Belçika'nın Aalst şehrinde bir Türk genci Murat Ardıçlar bisikletiyle günlük sporunu yaptığı sırada, belediye otobüsünün kendisine çarptığı gerekçesiyle polis bürosuna ifade vermeye gitti. Polis bürosunda 5 polis tarafından dövüldüğünü iddia eden Murat Ardıçlar adalet arıyor. 6 Mart Salı günü saat 19.30 sularında bisiklet sürdüğü sırada otobüsle yaptığı kaza nedeniyle ifade vermek üzere karakola gitmek zorunda kalan Murat Ardıçlar, karakolda yapılan haksızlığa tepki gösterdiği için öldürülesiye dövüldü. 2006 yılında başka bir Türk vatandaşının polisler tarafından sebepsiz yere öldürüldüğü şehirde polis şiddetine maruz kalan Murat Ardıçlar, adalet için mahkemeye başvurmaya hazırlanıyor.

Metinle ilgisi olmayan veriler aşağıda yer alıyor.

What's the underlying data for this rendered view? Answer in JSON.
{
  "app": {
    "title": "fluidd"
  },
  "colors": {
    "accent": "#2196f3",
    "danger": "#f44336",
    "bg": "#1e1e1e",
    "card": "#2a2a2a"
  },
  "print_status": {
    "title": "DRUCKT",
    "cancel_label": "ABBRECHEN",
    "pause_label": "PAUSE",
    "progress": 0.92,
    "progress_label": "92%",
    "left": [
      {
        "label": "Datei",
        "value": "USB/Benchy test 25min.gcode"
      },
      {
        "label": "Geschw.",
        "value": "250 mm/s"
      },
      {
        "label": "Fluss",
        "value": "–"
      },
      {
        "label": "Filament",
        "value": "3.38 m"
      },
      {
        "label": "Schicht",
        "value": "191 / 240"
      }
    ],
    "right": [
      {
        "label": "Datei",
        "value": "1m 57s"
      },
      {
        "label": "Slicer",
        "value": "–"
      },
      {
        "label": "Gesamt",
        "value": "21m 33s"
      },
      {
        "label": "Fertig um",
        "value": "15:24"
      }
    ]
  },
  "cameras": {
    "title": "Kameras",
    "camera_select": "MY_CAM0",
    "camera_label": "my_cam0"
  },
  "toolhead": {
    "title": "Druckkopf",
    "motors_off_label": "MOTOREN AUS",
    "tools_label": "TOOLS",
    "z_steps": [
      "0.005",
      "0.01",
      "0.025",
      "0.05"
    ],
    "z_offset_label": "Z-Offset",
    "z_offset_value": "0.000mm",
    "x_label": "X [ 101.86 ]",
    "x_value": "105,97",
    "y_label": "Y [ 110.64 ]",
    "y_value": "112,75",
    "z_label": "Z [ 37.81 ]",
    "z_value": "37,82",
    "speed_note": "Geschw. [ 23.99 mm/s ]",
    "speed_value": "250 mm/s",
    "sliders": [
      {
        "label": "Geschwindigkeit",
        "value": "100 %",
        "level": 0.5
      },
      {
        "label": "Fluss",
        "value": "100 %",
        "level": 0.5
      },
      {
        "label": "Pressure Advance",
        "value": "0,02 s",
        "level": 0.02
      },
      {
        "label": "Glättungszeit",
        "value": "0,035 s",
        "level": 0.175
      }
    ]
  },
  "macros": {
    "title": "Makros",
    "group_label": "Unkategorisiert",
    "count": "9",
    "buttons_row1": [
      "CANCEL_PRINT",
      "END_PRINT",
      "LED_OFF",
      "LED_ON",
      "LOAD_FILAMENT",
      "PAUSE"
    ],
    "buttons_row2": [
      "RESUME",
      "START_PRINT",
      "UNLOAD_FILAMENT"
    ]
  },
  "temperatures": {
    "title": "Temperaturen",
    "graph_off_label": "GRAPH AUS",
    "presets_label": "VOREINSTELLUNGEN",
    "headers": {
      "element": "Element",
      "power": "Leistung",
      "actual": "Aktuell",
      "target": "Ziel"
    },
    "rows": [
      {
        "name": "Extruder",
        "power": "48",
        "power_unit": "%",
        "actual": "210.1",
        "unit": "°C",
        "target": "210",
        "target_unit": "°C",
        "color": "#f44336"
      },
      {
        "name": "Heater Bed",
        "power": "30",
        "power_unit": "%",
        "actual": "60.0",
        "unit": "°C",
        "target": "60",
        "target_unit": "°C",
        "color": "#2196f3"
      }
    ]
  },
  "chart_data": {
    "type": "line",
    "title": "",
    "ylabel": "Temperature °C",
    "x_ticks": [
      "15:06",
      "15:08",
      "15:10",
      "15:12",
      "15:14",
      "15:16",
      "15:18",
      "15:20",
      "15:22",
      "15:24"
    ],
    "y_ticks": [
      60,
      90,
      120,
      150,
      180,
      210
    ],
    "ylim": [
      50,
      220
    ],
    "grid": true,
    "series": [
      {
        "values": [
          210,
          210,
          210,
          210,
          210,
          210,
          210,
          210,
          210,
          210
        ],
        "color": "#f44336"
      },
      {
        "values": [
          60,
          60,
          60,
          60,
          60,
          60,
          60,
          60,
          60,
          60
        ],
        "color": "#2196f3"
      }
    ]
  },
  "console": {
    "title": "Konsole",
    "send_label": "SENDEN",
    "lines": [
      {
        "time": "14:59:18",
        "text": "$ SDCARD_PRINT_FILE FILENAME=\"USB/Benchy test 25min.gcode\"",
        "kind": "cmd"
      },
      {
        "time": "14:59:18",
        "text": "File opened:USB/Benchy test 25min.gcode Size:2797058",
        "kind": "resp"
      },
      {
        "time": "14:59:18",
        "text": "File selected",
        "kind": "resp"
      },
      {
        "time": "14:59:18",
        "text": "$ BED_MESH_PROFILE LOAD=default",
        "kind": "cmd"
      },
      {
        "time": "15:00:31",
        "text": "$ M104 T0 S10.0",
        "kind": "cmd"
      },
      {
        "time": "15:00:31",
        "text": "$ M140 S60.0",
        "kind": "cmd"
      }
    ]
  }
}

"Belediye otobüsü ile yapılan kazayla başladı"
Olay günü, bisikletiyle günlük sporunu yaptığı sırada belediye otobüsünün kendisine çarptığını ifade eden Ardıçlar, "Bana çarptıktan sonra otobüs şoförü olay yerinde durdu, bana kızdı, bana ağza alınmayacak laflar söyledi ve olay yerini terk etti. Olay yerinden geçen bir polis memuru, tüm olayı görmüş ve kendini görgü şahidi olarak yazdırdı. Sivil polis olarak orada bulunuyordu. Bütün bilgileri telefonla polise verdi ve vermesi gereken tüm ifadeyi verdi. Bana ismini söyledi ve herhangi bir durumda polisin kendisiyle kontağa geçeceğini söyledi. Bir tane de sıradan vatandaş görgü şahidi olarak yer aldı. O sırada polis olay yerine geldi ancak görgü şahitleri gitti" diye konuştu.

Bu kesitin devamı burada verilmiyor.